[Python-Dev] magic in setuptools (Was: setuptools in the stdlib) (original) (raw)

Greg Ewing greg.ewing at canterbury.ac.nz
Fri Apr 21 12:10:22 CEST 2006


Martin v. Löwis wrote:

Greg Ewing wrote:

The "resources" name is actually quite a common meme; I believe it goes back to the original Macintosh, I can believe that history. Still, I thought a resource is something you can exhaust;

Haven't you heard the term "renewable resource" ?-)

In the real world, yes, most resources will eventually become exhausted, but I don't think it's a necessary part of the meaning. It's just something that you exploit, or make use of.

BTW, in the game programming industry the in-vogue term at the moment seems to be "asset", which has even more inappropriate connotations. Or perhaps not, if you're a commercial entity that attaches a dollar value to all your intellectual property...

the fork should have been named "data fork"

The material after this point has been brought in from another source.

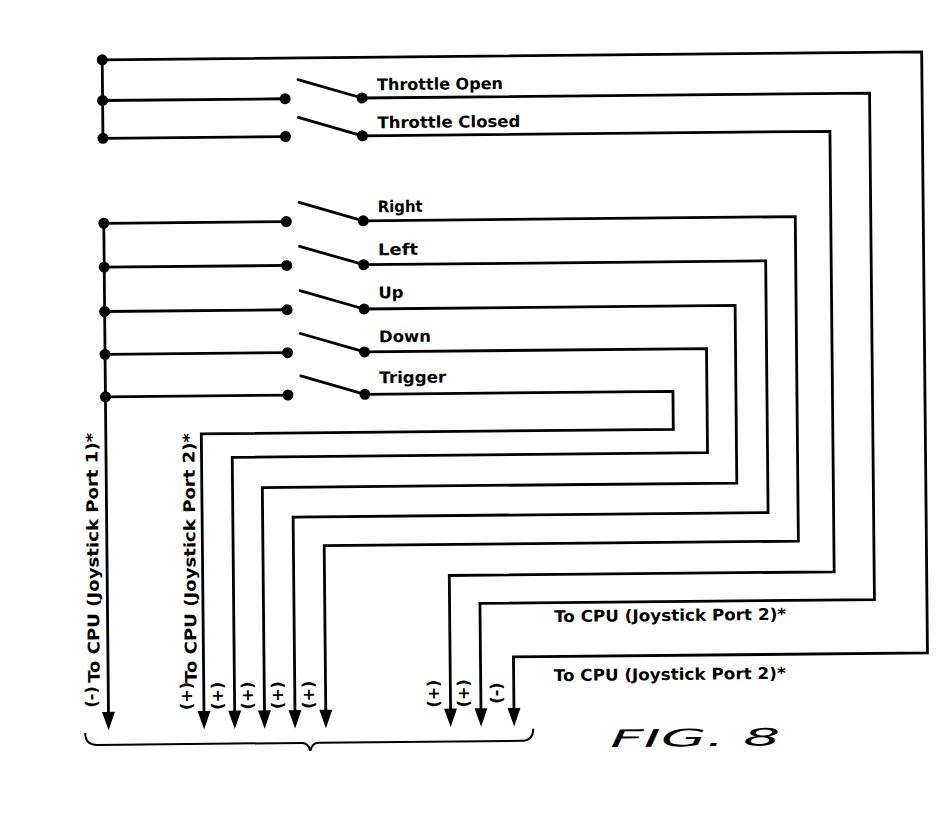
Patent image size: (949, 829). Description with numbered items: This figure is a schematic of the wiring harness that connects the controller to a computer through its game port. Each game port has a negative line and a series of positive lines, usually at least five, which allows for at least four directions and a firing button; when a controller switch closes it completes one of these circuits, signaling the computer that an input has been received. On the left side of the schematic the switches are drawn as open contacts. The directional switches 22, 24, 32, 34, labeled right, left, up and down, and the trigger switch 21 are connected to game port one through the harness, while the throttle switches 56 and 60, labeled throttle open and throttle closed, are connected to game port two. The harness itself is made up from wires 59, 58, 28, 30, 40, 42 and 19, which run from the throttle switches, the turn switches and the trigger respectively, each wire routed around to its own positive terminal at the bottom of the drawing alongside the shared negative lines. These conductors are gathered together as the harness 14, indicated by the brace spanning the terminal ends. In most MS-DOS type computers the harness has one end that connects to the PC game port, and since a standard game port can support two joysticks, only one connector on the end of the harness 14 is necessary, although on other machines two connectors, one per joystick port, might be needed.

Except that's what they call the other fork (equivalent to the only "fork" on systems that don't have forks).

or just "second fork".

But then the relevant Toolbox module would have to have been called the Second Fork Manager, which sounds like an API for use by dining philosophers. :-)

FWIW, Apple seem to be deprecating the use of resource forks these days, and the Resource Manager, which is a bit sad. It was fun programming the Mac back when it was quirky as hell and like nothing else on the planet. Frustrating at times, but fun!